C’est peu dire que l’auteur en octobre 2014 de la note de la Fondation Jean-Jaurès Réformer l’État par la société puis, en mai 2016, de Sept thèses pour refonder la réforme de l’État se retrouve dans

  • la stratégie de transformation définie (« présomption de conformité des comportements à la loi, conscience du service nécessaire et de son coût, évaluation régulière, choix pertinent des moyens pour limiter la production de normes, confiance dans les parties prenantes, auxquelles l’action doit être déléguée, présence au plus proche des territoires et des personnes, internalisation de la complexité, ouverture et modernisation, autonomie et responsabilité des agents formés à cette fin ») :
  • un État de service adapté aux besoins et à leurs évolutions ;
  • le droit à l’erreur ;
  • le développement du rescrit ;
  • la confiance a priori ;
  • le droit au contrôle ;
  • le rôle de conseil ;
  • l’expérimentation ;
  • le défaut de réponse emportant l’approbation ;
  • le recours à la transaction ;
  • le référent unique ;
  • la médiation.

On sent ici les perspectives de rupture, de ce qu’il est convenu de qualifier de « nouveau monde ».

Mais il ne faudrait pas créer de faux espoirs en assortissant chaque orientation ou disposition de telles exceptions ou exemptions qu’elles auraient peu d’effets et amèneraient à suspecter la volonté de transformation, à la manière dont « l’absence de réponse vaut acceptation » de la précédente législature. Il serait souhaitable que le Parlement :

  • encadre strictement les exceptions et exemptions ;
  • clarifie le sens de l’expression relative au droit à l’erreur (« en cas de première méconnaissance involontaire d’une règle applicable à sa situation »), car la « première fois » doit s’appliquer pour chaque règle et non pour « solde de tout compte » ;
  • complète les marques de confiance en créant les conditions de participation démocratique à l’élaboration des lois, à l’évaluation, au contrôle ;
  • développe les conditions d’un management de la confiance et d’un dialogue social fondé sur l’attachement massif des agents publics à des services publics de qualité, répondant aux besoins des citoyens et de leurs évolutions ;
  • aborde les conditions d’organisation d’un traitement des plaintes et réclamations, car elles mettent souvent l’accent sur des dysfonctionnements ignorés du management, et dont le traitement devrait permettre de résoudre bien des difficultés sans en arriver au contentieux.
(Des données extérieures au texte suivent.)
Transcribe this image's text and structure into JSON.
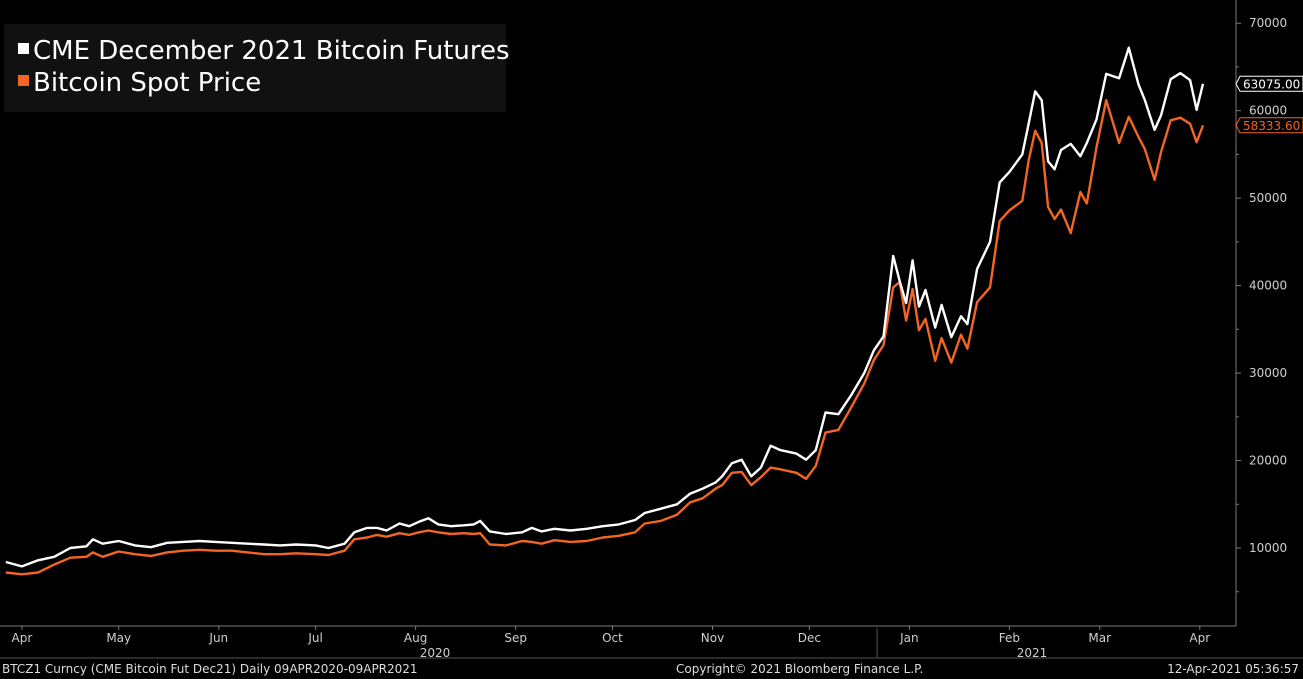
{
  "chart_data": {
    "type": "line",
    "yaxis_position": "right",
    "ylim": [
      0,
      72000
    ],
    "yticks": [
      10000,
      20000,
      30000,
      40000,
      50000,
      60000,
      70000
    ],
    "ytick_labels": [
      "10000",
      "20000",
      "30000",
      "40000",
      "50000",
      "60000",
      "70000"
    ],
    "x_months": [
      {
        "label": "Apr",
        "day": 5
      },
      {
        "label": "May",
        "day": 35
      },
      {
        "label": "Jun",
        "day": 66
      },
      {
        "label": "Jul",
        "day": 96
      },
      {
        "label": "Aug",
        "day": 127
      },
      {
        "label": "Sep",
        "day": 158
      },
      {
        "label": "Oct",
        "day": 188
      },
      {
        "label": "Nov",
        "day": 219
      },
      {
        "label": "Dec",
        "day": 249
      },
      {
        "label": "Jan",
        "day": 280
      },
      {
        "label": "Feb",
        "day": 311
      },
      {
        "label": "Mar",
        "day": 339
      },
      {
        "label": "Apr",
        "day": 370
      }
    ],
    "x_years": [
      {
        "label": "2020",
        "day": 133
      },
      {
        "label": "2021",
        "day": 318
      }
    ],
    "series": [
      {
        "name": "CME December 2021 Bitcoin Futures",
        "color": "#ffffff",
        "last_value_label": "63075.00",
        "points": [
          [
            0,
            8400
          ],
          [
            5,
            7900
          ],
          [
            10,
            8600
          ],
          [
            15,
            9000
          ],
          [
            20,
            10000
          ],
          [
            25,
            10200
          ],
          [
            27,
            11000
          ],
          [
            30,
            10500
          ],
          [
            35,
            10800
          ],
          [
            40,
            10300
          ],
          [
            45,
            10100
          ],
          [
            50,
            10600
          ],
          [
            55,
            10700
          ],
          [
            60,
            10800
          ],
          [
            65,
            10700
          ],
          [
            70,
            10600
          ],
          [
            75,
            10500
          ],
          [
            80,
            10400
          ],
          [
            85,
            10300
          ],
          [
            90,
            10400
          ],
          [
            96,
            10300
          ],
          [
            100,
            10000
          ],
          [
            105,
            10500
          ],
          [
            108,
            11800
          ],
          [
            112,
            12300
          ],
          [
            115,
            12300
          ],
          [
            118,
            12000
          ],
          [
            122,
            12800
          ],
          [
            125,
            12500
          ],
          [
            128,
            13000
          ],
          [
            131,
            13400
          ],
          [
            134,
            12700
          ],
          [
            138,
            12500
          ],
          [
            142,
            12600
          ],
          [
            145,
            12700
          ],
          [
            147,
            13100
          ],
          [
            150,
            11900
          ],
          [
            155,
            11600
          ],
          [
            160,
            11800
          ],
          [
            163,
            12300
          ],
          [
            166,
            11900
          ],
          [
            170,
            12200
          ],
          [
            175,
            12000
          ],
          [
            180,
            12200
          ],
          [
            185,
            12500
          ],
          [
            190,
            12700
          ],
          [
            195,
            13200
          ],
          [
            198,
            14000
          ],
          [
            203,
            14500
          ],
          [
            208,
            15000
          ],
          [
            212,
            16200
          ],
          [
            216,
            16800
          ],
          [
            220,
            17500
          ],
          [
            222,
            18200
          ],
          [
            225,
            19700
          ],
          [
            228,
            20100
          ],
          [
            231,
            18200
          ],
          [
            234,
            19200
          ],
          [
            237,
            21700
          ],
          [
            240,
            21200
          ],
          [
            245,
            20800
          ],
          [
            248,
            20100
          ],
          [
            251,
            21200
          ],
          [
            254,
            25500
          ],
          [
            258,
            25300
          ],
          [
            262,
            27500
          ],
          [
            266,
            30000
          ],
          [
            269,
            32600
          ],
          [
            272,
            34200
          ],
          [
            275,
            43400
          ],
          [
            277,
            40500
          ],
          [
            279,
            38000
          ],
          [
            281,
            42900
          ],
          [
            283,
            37600
          ],
          [
            285,
            39500
          ],
          [
            288,
            35200
          ],
          [
            290,
            37800
          ],
          [
            293,
            34100
          ],
          [
            296,
            36500
          ],
          [
            298,
            35600
          ],
          [
            301,
            41900
          ],
          [
            305,
            45000
          ],
          [
            308,
            51800
          ],
          [
            311,
            53000
          ],
          [
            315,
            55000
          ],
          [
            317,
            58600
          ],
          [
            319,
            62200
          ],
          [
            321,
            61200
          ],
          [
            323,
            54200
          ],
          [
            325,
            53300
          ],
          [
            327,
            55500
          ],
          [
            330,
            56200
          ],
          [
            333,
            54800
          ],
          [
            335,
            56300
          ],
          [
            338,
            59000
          ],
          [
            341,
            64200
          ],
          [
            345,
            63700
          ],
          [
            348,
            67200
          ],
          [
            351,
            63000
          ],
          [
            353,
            61200
          ],
          [
            356,
            57800
          ],
          [
            358,
            59500
          ],
          [
            361,
            63600
          ],
          [
            364,
            64300
          ],
          [
            367,
            63500
          ],
          [
            369,
            60100
          ],
          [
            371,
            63075
          ]
        ]
      },
      {
        "name": "Bitcoin Spot Price",
        "color": "#f26522",
        "last_value_label": "58333.60",
        "points": [
          [
            0,
            7200
          ],
          [
            5,
            7000
          ],
          [
            10,
            7200
          ],
          [
            15,
            8100
          ],
          [
            20,
            8900
          ],
          [
            25,
            9000
          ],
          [
            27,
            9500
          ],
          [
            30,
            9000
          ],
          [
            35,
            9600
          ],
          [
            40,
            9300
          ],
          [
            45,
            9100
          ],
          [
            50,
            9500
          ],
          [
            55,
            9700
          ],
          [
            60,
            9800
          ],
          [
            65,
            9700
          ],
          [
            70,
            9700
          ],
          [
            75,
            9500
          ],
          [
            80,
            9300
          ],
          [
            85,
            9300
          ],
          [
            90,
            9400
          ],
          [
            96,
            9300
          ],
          [
            100,
            9200
          ],
          [
            105,
            9700
          ],
          [
            108,
            11000
          ],
          [
            112,
            11200
          ],
          [
            115,
            11500
          ],
          [
            118,
            11300
          ],
          [
            122,
            11700
          ],
          [
            125,
            11500
          ],
          [
            128,
            11800
          ],
          [
            131,
            12000
          ],
          [
            134,
            11800
          ],
          [
            138,
            11600
          ],
          [
            142,
            11700
          ],
          [
            145,
            11600
          ],
          [
            147,
            11700
          ],
          [
            150,
            10400
          ],
          [
            155,
            10300
          ],
          [
            160,
            10800
          ],
          [
            163,
            10700
          ],
          [
            166,
            10500
          ],
          [
            170,
            10900
          ],
          [
            175,
            10700
          ],
          [
            180,
            10800
          ],
          [
            185,
            11200
          ],
          [
            190,
            11400
          ],
          [
            195,
            11800
          ],
          [
            198,
            12800
          ],
          [
            203,
            13100
          ],
          [
            208,
            13800
          ],
          [
            212,
            15200
          ],
          [
            216,
            15700
          ],
          [
            220,
            16800
          ],
          [
            222,
            17200
          ],
          [
            225,
            18600
          ],
          [
            228,
            18700
          ],
          [
            231,
            17200
          ],
          [
            234,
            18100
          ],
          [
            237,
            19200
          ],
          [
            240,
            19000
          ],
          [
            245,
            18600
          ],
          [
            248,
            17900
          ],
          [
            251,
            19400
          ],
          [
            254,
            23200
          ],
          [
            258,
            23500
          ],
          [
            262,
            26100
          ],
          [
            266,
            28800
          ],
          [
            269,
            31500
          ],
          [
            272,
            33200
          ],
          [
            275,
            39800
          ],
          [
            277,
            40400
          ],
          [
            279,
            36000
          ],
          [
            281,
            39600
          ],
          [
            283,
            34900
          ],
          [
            285,
            36200
          ],
          [
            288,
            31400
          ],
          [
            290,
            34000
          ],
          [
            293,
            31200
          ],
          [
            296,
            34400
          ],
          [
            298,
            32800
          ],
          [
            301,
            38100
          ],
          [
            305,
            39800
          ],
          [
            308,
            47400
          ],
          [
            311,
            48600
          ],
          [
            315,
            49700
          ],
          [
            317,
            54400
          ],
          [
            319,
            57700
          ],
          [
            321,
            56300
          ],
          [
            323,
            49000
          ],
          [
            325,
            47600
          ],
          [
            327,
            48700
          ],
          [
            330,
            46000
          ],
          [
            333,
            50700
          ],
          [
            335,
            49400
          ],
          [
            338,
            55800
          ],
          [
            341,
            61200
          ],
          [
            345,
            56300
          ],
          [
            348,
            59300
          ],
          [
            351,
            57000
          ],
          [
            353,
            55600
          ],
          [
            356,
            52100
          ],
          [
            358,
            55300
          ],
          [
            361,
            58900
          ],
          [
            364,
            59200
          ],
          [
            367,
            58500
          ],
          [
            369,
            56400
          ],
          [
            371,
            58333
          ]
        ]
      }
    ]
  },
  "footer": {
    "left": "BTCZ1 Curncy (CME Bitcoin Fut  Dec21)  Daily 09APR2020-09APR2021",
    "center": "Copyright© 2021 Bloomberg Finance L.P.",
    "right": "12-Apr-2021 05:36:57"
  }
}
Dans le projet de loi, le Titre II (« Vers une action publique modernisée, simple et efficace ») apparaît en décalage par rapport à son objet, sans rapport avec la « confiance » qu’il vise. On y trouve toute une série de mesures sans rapport les unes avec les autres – de la dématérialisation de procédures au regroupement des établissements d’enseignement supérieur, en passant par l’autorisation des associations cultuelles à collecter des fonds par SMS ou à la sur-transposition du droit de l’Union européenne dans le champ économique et financier.

Si chaque disposition peut avoir sa pertinence, elles ressemblent pourtant par trop aux « diverses dispositions » de l’« ancien monde » que des énarques de Bercy accolent ici. Ont-elles leur place dans ce projet de loi ? Et ne risquent-elles pas d’en atténuer le sens et la portée ? Ne serait-il pas pertinent de dissocier ce Titre II dans un projet de simplification ? Cela permettrait de laisser tout son sens et sa portée à l’objectif ambitieux d’un « État au service d’une société de confiance ».